Re-testing the same network after introducing a percentage of changes in machines configurations

The results confirm the hypothesis on the crucial impact of prior knowledge and initial belief on the algorithm performances as it accelerate the convergence toward optimal value. The obtained results in the context of 100- to 200-machine LANs were extremely encouraging and nearly halved the consumed time as shown in Fig. 12.

Finally, we evaluated the overall effectiveness of IAPTF compared with regular semi-automated MSF and human CEH manual testing. The efficiency was calculated based on two metrics: the global testing time and the number of covered attack vectors, and an overall efficiency ratio was calculated.

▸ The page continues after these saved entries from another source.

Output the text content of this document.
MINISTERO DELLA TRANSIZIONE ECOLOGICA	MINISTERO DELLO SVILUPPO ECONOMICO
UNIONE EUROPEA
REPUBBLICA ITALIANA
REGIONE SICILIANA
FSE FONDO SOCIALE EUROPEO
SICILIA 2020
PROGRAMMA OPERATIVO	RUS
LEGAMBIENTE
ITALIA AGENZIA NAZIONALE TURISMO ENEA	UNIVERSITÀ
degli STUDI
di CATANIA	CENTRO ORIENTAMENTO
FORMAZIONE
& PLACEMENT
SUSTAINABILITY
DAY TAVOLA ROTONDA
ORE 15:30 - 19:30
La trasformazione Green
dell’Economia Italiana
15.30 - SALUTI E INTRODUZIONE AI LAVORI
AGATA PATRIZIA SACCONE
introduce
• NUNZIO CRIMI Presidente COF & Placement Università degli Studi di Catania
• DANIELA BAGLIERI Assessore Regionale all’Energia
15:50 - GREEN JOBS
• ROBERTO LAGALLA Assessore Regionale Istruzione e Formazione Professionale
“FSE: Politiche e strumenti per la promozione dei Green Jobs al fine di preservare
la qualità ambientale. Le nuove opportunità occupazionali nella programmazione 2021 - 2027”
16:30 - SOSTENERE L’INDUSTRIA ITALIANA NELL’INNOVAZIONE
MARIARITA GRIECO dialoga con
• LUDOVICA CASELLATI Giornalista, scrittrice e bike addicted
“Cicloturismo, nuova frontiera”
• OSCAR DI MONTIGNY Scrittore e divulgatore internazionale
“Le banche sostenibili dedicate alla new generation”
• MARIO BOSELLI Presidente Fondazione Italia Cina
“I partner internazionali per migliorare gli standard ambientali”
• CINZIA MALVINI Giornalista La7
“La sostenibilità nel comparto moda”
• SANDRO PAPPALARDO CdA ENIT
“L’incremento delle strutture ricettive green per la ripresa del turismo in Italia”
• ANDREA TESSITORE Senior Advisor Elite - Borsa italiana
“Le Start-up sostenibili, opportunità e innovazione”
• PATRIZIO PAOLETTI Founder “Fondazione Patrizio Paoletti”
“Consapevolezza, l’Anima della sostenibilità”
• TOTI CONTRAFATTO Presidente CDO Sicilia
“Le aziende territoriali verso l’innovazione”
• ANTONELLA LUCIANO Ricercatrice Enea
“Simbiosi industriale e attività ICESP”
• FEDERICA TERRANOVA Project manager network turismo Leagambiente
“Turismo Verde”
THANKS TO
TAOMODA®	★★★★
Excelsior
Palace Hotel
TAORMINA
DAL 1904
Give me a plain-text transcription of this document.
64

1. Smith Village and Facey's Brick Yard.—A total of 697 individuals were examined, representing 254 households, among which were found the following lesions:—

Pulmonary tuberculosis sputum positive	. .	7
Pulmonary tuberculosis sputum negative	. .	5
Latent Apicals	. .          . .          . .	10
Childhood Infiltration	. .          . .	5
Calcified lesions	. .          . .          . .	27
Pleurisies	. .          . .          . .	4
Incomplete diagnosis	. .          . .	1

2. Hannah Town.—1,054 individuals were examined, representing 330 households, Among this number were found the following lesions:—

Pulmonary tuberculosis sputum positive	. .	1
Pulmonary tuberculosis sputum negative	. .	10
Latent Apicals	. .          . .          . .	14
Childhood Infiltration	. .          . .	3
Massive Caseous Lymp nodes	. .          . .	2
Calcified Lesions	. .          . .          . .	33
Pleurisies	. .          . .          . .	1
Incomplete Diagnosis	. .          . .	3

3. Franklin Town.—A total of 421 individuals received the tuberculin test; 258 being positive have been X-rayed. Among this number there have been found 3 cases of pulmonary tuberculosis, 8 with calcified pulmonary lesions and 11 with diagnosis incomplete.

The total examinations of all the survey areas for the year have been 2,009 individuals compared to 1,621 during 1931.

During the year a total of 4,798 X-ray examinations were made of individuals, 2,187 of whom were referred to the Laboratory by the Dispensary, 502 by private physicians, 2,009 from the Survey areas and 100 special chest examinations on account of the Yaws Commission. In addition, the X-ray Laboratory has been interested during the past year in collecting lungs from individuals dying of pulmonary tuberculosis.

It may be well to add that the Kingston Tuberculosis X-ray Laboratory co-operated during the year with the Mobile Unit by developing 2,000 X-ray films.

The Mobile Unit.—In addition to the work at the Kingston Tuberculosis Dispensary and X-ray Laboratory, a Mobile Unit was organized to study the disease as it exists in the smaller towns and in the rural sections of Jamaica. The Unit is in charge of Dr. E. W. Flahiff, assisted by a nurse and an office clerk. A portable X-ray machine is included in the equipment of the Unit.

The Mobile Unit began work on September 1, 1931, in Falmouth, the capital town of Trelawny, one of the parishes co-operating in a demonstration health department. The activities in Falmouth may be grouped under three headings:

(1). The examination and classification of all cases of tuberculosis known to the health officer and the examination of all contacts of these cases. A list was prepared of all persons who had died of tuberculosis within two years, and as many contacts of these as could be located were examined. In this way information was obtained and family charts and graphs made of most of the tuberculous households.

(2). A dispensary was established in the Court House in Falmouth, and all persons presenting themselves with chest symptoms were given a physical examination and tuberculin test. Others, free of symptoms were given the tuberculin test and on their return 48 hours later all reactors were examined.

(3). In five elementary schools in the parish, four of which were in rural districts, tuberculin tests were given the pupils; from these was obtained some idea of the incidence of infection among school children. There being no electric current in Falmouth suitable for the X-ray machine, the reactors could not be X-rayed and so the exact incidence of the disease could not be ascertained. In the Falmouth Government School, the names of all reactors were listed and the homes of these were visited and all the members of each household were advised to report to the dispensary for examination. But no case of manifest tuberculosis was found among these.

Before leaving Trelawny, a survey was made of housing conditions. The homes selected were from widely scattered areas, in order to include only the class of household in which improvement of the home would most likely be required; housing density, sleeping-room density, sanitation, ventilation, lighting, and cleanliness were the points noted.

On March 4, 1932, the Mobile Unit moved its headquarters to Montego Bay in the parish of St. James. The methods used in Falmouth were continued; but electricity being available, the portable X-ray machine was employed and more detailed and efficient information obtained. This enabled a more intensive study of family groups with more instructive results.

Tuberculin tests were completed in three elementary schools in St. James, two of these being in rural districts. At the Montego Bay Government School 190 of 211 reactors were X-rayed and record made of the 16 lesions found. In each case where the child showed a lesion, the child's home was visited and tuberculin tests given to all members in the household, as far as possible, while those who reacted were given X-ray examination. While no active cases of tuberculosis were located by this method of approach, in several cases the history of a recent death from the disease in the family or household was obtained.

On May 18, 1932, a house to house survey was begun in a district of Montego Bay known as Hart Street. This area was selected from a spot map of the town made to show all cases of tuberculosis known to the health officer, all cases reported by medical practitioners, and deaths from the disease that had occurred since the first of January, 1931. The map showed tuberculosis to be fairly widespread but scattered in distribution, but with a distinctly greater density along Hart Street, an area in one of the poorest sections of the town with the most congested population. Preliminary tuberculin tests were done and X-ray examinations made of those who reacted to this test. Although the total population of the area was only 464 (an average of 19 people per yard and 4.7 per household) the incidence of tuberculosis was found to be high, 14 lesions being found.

In terms of consumed time and as shown in Fig. 13, IAPTF over-performs CEH expert in medium and large networks despite the heavyweight pre-processing and post-processing. IAPTF performs twice better than human CEH in 200-machine network and 5 to 6 times better than blind automation.

Fig. 13
figure 13

Re-testing the same network after introducing a percentage of changes in machines configurations

In terms of coverage, we calculated the number of valid (either successful or failed) attack vector covered which we measured and compared as summarized in Fig. 13(b).

The number of attack vectors covered by all variant of IAPTF exceed by far any test performed by CEH. The number even doubled in large networks making IAPTF more reliable in terms of PT output confidence.

8 Conclusion

This paper explores a novel approach of embedding RL techniques to the offensive cyber security domain. By adopting a hierarchical RL representing of the complex PT domain we overcame the huge scaling-up challenges in solving large POMDP encountered with regular RL representation of PT on medium and large networks. The proposed approach divides the network into security clusters and enables IAPTF to deal with each cluster separately as small networks (intra-clusters), then proceed to the processing of the network of clusters heads which results into covering all possible basic and most of complex (multi-steps) attacking vectors and thus matching and even exceeding the effectiveness of Certified Ethical Hackers. The proposed IAPTF is a versatile and comprehensive framework which relieves human experts from time-consuming repetitive tasks and unveil special and complex situations such as unusual vulnerabilities or combined non-obvious combinations which are often ignored in manual testing.

In terms of output, and as this research focused mainly on improving efficiency and effectiveness of IAPTF in large networks context, the obtained result are by far better in terms of time efficiency and covered tests. Although, human CEH would spend the same time in completing PT tasks on networks smaller than 100 machines, the number of covered attack vector and thus validated vulnerabilities is far superior in IAPTF. In larger network up to 200 machines, neither CEH nor automated system can compete against IAPTF when HRL is adopted as this approach addressed two major issues we faced with previous RL representation: the performance enhancement and expertise capturing.

The first is illustrated by the result of solving several small POMDP problems rather than dealing with one large and complex environment. The second is effectively addressed by the HRL approach which facilitated and simplified the process of expertise capturing and generalization which allow the re-usability in the case of retesting the same network when only few changes were introduced which is often the real-world context in PT. The results obtained confirm the efficiency, accuracy, and effectiveness of the proposed framework IAPTF designed to offload and ultimately replace the slow, costly and unreliable human PT experts. As draw back of the proposed approach, we can identify the slight decrease in the covered attack vectors which would results in missing some complex attack vectors that human hacker might adopt. This challenge will constitute a research vector for future research works.